Ils le savaient, mais ils n’ont rien fait. C’est en gros ce qu’expliquent les auteurs d’une enquête sur les airbags Takata défectueux ; ils révèlent que les premières alertes remontent à l’an 2000. Depuis, en France, cet équipement a tué au moins 15 fois ; tous les autres pays du monde sont touchés. Et les rappels massifs de véhicules, pour remplacer des coussins dangereux, en sont parfois à leurs balbutiements, laissant les automobilistes démunis.
La dangerosité des Airbags de la marque japonaise Takata et les drames déjà survenus liés à ces équipements font l’actualité depuis plusieurs mois, notamment en Guadeloupe.
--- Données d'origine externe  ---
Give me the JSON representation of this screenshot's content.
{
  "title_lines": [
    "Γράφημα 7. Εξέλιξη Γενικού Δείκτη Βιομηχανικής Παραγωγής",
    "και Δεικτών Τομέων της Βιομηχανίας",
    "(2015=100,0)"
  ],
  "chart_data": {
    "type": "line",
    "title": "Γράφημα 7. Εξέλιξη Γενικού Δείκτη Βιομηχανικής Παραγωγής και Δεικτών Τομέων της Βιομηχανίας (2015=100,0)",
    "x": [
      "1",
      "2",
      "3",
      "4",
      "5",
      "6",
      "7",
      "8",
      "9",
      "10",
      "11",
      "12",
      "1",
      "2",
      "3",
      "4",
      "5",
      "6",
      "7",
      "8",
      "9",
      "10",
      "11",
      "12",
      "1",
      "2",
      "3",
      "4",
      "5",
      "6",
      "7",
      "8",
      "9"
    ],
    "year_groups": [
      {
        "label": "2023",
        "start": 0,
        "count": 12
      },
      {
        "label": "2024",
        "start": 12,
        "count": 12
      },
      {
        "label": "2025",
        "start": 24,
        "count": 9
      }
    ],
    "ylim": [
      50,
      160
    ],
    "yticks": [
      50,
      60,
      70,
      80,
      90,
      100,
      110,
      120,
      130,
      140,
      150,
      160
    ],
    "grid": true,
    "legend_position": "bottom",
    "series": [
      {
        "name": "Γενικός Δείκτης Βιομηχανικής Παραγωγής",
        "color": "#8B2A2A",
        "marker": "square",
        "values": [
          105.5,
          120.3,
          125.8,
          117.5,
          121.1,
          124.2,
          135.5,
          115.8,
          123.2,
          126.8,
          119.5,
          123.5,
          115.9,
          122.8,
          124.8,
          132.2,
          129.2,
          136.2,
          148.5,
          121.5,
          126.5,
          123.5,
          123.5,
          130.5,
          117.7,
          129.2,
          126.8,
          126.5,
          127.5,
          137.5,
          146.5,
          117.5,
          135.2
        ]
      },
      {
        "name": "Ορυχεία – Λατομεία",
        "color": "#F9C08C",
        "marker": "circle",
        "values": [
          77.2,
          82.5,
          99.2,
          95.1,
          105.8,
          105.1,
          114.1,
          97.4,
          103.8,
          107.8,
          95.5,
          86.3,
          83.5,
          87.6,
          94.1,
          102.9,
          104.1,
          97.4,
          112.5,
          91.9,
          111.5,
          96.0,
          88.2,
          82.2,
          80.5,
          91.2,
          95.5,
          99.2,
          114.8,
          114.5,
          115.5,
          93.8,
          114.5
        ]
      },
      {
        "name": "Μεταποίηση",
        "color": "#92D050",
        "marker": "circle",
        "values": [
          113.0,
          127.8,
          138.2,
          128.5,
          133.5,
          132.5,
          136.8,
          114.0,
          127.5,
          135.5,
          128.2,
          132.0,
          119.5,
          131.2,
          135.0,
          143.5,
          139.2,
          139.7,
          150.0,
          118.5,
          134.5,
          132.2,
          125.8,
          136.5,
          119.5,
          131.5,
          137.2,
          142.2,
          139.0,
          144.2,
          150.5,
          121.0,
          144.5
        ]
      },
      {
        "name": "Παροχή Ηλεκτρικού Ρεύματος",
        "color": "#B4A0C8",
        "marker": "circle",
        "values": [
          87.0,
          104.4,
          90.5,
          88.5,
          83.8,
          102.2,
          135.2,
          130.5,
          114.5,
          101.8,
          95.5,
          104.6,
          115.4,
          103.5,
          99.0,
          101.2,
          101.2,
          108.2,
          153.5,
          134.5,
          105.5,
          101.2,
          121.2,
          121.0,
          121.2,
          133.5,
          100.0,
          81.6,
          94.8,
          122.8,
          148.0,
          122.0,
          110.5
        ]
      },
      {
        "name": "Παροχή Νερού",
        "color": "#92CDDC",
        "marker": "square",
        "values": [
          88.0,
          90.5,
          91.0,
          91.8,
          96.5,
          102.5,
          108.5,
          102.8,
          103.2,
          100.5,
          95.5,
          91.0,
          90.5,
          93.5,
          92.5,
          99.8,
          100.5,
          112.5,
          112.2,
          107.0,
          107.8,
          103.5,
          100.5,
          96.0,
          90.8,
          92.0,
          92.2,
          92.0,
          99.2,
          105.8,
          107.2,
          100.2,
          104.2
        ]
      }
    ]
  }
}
On sait que ces coussins, censés protéger les personnes dans l’habitacle des voitures, peuvent se déclencher de manière inopinée et, donc, projeter des éclats de métal, comme des balles d’arme à feu. Ils peuvent donc tuer, voire blesser gravement.
15 décès ont été recensés en France, dont 14 outre-mer et 7 dans l’archipel, sans compter les dizaines d’automobilistes touchés plus ou moins gravement. Aux Etats-Unis, les derniers chiffres font état de 28 morts et des centaines de blessés.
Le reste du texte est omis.